- Directed by: Maurizio Lucidi
- Screenplay by: Lorenzo Gicca Palli
- Starring: Reg Park; Gia Sandri; Giovanni Ciangriglia; Adriana Ambesi;
- Cinematography: Alvaro Mancori
- Edited by: Maurizio Lucidi
- Production companies: Plaza Film; Schermi Riuniti;
- Release date: 13 August 1965 (Italy);
- Running time: 96 minutes
- Country: Italy

= Hercules the Avenger =

Hercules the Avenger (La sfida dei giganti) is a 1965 Italian adventure film directed by Maurizio Lucidi.

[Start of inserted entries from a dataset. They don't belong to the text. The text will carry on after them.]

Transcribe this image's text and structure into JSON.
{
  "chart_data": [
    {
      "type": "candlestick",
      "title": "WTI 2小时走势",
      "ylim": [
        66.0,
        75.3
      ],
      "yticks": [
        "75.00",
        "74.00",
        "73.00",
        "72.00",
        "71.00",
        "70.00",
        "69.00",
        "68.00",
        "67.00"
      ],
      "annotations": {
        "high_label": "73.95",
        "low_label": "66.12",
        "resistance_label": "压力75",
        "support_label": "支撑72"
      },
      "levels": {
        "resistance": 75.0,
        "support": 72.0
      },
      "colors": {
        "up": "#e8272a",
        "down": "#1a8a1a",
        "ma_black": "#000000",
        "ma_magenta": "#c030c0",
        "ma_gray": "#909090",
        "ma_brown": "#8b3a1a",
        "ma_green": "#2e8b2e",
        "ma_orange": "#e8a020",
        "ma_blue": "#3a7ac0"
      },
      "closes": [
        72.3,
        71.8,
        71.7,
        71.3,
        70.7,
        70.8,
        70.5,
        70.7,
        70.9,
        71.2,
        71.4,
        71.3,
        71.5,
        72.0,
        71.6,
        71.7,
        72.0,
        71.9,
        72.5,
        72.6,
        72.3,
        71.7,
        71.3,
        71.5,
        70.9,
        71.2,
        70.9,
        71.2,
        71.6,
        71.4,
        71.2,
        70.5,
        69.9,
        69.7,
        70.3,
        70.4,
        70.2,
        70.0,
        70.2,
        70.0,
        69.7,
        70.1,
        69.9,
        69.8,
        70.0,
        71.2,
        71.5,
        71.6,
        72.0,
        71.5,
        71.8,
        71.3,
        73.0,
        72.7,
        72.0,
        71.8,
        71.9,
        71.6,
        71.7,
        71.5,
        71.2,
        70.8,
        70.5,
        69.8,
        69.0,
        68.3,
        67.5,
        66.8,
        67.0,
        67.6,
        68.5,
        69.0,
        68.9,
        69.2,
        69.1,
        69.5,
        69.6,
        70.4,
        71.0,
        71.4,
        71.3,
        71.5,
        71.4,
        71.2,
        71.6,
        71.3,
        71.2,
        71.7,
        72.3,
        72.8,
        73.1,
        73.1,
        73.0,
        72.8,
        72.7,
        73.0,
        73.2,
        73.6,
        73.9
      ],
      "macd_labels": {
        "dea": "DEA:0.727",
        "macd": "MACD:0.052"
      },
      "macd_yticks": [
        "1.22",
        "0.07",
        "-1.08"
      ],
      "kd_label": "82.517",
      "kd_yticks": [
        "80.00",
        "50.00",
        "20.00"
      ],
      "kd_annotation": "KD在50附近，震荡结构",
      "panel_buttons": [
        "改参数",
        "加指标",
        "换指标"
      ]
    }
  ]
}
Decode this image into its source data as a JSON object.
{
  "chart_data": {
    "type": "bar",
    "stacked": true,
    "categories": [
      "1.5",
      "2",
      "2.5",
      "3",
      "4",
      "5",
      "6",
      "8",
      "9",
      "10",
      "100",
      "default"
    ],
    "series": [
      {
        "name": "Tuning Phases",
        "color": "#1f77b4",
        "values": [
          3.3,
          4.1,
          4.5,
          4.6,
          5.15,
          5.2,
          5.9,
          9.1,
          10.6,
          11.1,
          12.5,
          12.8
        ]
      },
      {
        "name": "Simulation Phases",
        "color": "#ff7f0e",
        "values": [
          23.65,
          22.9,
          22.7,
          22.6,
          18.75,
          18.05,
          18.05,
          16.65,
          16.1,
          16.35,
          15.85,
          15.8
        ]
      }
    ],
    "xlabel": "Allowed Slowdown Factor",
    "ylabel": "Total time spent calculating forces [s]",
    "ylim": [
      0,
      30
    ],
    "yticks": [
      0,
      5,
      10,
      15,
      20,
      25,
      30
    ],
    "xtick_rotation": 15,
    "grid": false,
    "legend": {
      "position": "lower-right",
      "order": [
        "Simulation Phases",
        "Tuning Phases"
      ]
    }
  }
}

It was composed mostly of re-edited stock footage from Reg Park's two 1961 Hercules films, Hercules at the Conquest of Atlantis and Hercules in the Haunted World.

==Cast==
- Reg Park as Hercules
- Gia Sandri as Queen Leda
- Giovanni Cianfriglia as Anteo
- Adriana Ambesi (credited as Audrey Amber) as Deyanira
- Luigi Barbini as Xantos
- Gianni Solaro as Teseo
- Franco Ressel as Eteocles
- Luigi Donato as Timoniere

==Production==
The screenplay author for the film is billed as Enzo Gicca, which is an alias for Lorenzo Gicca Palli. Hercules the Avenger consists mostly of footage from Hercules in the Haunted World and Hercules and the Captive Women.

==Release==
Hercules the Avenger was released in Italy on 13 August 1965.